I was fortunate to once again, together with Luke Benz, receive a mention by Ollie last week.

### Thanks again, Ollie! P.S.: That wasn’t a work meeting of course…

Note: My submitted answer is different from the one generated from the above code due to the randomness in the search process. Should have set.seed() in my original submission to make it reproducible.

## Epilogue

Luke Benz clearly loves a good puzzle and I noticed he posted a series of solutions not just for the 5x5 puzzle, but also for the 6x6, 7x7, and 8x8 versions.

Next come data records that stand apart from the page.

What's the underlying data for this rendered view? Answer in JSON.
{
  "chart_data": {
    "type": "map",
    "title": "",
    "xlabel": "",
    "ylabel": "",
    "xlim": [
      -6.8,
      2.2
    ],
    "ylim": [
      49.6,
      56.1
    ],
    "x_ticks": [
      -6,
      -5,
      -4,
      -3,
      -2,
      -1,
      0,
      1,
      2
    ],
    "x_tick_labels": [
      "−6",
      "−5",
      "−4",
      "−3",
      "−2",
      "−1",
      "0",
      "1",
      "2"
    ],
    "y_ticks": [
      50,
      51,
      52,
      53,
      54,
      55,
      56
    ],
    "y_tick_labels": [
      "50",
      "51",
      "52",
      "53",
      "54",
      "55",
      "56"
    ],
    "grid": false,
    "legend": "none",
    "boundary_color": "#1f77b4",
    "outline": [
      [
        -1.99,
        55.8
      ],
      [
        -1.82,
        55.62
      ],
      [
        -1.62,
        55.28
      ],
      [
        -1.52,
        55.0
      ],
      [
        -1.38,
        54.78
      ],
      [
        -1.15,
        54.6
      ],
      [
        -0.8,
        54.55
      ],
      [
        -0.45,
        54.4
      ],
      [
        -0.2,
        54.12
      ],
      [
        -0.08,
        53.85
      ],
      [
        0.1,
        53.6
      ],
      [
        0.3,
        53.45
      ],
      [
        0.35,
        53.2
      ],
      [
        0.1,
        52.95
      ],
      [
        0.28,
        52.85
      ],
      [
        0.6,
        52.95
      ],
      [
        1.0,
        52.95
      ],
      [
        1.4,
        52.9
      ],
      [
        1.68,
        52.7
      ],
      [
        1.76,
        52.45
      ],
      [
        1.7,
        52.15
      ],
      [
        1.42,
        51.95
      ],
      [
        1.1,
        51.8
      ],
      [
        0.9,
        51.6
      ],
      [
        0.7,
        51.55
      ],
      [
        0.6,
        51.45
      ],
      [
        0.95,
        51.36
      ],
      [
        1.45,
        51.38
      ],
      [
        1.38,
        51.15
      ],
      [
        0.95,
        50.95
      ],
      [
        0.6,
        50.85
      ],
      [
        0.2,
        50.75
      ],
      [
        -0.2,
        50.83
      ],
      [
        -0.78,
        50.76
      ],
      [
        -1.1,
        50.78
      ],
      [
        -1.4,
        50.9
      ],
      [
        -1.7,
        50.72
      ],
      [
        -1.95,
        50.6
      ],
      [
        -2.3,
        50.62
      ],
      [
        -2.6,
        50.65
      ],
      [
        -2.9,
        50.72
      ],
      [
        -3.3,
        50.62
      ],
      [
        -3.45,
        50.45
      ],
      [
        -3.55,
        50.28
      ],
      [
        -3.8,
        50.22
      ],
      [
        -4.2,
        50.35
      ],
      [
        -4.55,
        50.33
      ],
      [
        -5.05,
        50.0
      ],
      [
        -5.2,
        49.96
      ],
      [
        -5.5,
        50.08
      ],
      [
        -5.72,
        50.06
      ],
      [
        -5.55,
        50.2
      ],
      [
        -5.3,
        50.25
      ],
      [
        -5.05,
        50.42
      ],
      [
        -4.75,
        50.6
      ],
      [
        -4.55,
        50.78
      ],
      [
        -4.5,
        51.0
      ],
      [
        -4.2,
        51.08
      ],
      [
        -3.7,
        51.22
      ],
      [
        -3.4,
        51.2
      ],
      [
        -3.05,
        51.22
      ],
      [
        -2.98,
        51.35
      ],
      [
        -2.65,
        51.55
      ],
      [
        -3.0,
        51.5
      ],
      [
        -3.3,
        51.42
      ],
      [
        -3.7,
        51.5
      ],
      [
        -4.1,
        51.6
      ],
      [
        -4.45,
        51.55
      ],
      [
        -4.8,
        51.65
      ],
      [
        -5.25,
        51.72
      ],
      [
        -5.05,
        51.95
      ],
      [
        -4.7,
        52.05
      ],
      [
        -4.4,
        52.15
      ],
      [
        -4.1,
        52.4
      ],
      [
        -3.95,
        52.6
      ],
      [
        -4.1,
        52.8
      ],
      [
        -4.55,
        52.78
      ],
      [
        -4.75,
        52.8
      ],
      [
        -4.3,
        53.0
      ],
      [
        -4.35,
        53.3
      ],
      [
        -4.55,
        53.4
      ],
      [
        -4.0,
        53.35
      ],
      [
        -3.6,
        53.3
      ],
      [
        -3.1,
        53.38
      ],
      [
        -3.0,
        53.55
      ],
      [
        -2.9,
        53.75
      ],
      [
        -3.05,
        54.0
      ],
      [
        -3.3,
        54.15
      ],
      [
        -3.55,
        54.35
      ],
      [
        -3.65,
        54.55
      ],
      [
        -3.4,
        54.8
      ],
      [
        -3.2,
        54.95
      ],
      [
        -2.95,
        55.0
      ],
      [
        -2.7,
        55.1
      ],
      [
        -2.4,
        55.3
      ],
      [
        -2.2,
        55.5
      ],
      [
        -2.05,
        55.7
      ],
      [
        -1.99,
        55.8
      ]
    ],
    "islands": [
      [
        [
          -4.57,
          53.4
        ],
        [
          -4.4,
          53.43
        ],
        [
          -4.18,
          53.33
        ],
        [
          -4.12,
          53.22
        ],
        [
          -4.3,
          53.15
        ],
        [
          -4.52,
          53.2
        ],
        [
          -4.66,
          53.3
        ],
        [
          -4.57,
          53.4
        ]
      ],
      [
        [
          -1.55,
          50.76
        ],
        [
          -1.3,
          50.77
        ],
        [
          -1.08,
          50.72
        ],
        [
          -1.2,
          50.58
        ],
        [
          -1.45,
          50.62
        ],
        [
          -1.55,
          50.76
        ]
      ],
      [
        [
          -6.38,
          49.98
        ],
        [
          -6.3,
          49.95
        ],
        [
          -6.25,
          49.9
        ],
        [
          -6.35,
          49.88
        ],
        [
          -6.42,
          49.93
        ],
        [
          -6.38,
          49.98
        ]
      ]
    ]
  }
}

In the spirit of friendly competition I took a shot at the 9x9 variation. All that is required in the above code is to change the board matrix ncol and nrow to be 9x9, change the bounds checks in moves() to be 10 rather than 6, and change the size of the pos_hist list to 81. Of course, the complexity of the solution increases quadratically with the grid’s length. The code took a little while to find a solution, but when I got back from lunch, there it was. Much rejoicing ensued.